Как-то жалостливо взглянул Юрий на нового директора:
— Ох, закрутится эта прямая вокруг твоей шеи, затянется тугим узлом, мертвой петелькой…
— Папа! Вот ты где!
К Константину Григорьевичу подбежала Аника, чмокнула в щеку:
— Скорей! Тебя на митинг зовут, речь будешь держать перед новобранцами! Пока! Мне еще надо цветов нарвать!
И девушка стремительно удалилась.
Константин Григорьевич взглянул на чистую страницу и захлопнул блокнот.

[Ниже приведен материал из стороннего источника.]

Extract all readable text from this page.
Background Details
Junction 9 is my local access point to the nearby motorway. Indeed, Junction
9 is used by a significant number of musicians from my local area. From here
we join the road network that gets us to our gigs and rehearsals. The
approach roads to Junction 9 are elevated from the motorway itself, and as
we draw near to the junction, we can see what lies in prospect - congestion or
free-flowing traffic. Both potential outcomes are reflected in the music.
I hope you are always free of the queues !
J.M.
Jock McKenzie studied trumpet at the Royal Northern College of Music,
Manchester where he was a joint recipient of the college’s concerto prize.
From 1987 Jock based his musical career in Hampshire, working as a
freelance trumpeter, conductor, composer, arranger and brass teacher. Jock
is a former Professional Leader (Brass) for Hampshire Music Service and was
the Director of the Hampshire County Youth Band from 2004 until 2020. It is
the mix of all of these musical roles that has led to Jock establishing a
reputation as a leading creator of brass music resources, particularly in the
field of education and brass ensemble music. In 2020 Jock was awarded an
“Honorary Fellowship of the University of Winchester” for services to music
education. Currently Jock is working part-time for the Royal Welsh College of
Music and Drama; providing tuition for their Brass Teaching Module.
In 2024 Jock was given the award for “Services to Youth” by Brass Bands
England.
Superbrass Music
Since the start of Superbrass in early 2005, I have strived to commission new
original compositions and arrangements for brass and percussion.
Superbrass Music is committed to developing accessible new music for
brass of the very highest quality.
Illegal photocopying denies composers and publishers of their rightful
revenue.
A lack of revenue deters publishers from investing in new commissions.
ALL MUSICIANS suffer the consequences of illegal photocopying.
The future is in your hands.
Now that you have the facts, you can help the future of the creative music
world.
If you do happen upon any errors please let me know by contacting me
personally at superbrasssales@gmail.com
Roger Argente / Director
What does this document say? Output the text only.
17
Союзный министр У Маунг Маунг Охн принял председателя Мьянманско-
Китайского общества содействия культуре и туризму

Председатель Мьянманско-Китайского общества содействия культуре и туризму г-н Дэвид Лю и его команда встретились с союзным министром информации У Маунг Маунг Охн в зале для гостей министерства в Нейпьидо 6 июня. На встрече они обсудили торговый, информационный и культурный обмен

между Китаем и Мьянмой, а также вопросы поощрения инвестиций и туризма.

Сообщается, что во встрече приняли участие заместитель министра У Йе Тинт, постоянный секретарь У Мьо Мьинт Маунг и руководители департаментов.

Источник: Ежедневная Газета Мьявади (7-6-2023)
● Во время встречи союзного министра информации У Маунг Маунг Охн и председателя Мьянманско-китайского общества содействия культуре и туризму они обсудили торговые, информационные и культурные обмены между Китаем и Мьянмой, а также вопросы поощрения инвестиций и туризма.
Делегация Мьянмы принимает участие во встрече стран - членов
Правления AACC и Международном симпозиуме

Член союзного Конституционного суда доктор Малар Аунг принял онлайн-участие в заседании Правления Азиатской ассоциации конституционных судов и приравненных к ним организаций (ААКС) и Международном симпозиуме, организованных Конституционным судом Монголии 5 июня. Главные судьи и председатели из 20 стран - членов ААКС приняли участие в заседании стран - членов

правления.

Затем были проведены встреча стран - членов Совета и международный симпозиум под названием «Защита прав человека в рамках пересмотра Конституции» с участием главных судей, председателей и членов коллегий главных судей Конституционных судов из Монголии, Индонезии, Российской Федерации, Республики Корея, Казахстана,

Духовой оркестр играл марш. Играл не очень чисто, но оглушительно. По центральной улице поселка шагали новобранцы. С флажками в руках их сопровождали солдаты и офицеры.
В толпе провожающих стояла Аника, вглядывалась в проходящих. Вот он! Наголо остриженный, в старенькой курточке, с рюкзаком за плечами, Алексей выглядел совсем еще неоперившимся птенцом. Он шел, опустив голову, и его понурый вид никак не вязался с бравурным маршем, с цветами, которые девушки бросали новобранцам…
— Алеша! — крикнула Аника.
Ои вздрогнул, но не повернул головы.
— Алеша!
Он продолжал смотреть под ноги.
— Алеша!
Идущий рядом с ним парень толкнул его в бок, но Алексей упорно смотрел в землю.
Аника остановилась. Ее толкали со всех сторон, но она ничего не замечала, она тоже смотрела себе под ноги, смотрела, как чьи-то туфли, босоножки, сандалии топтали букет цветов, предназначенный для Алексея.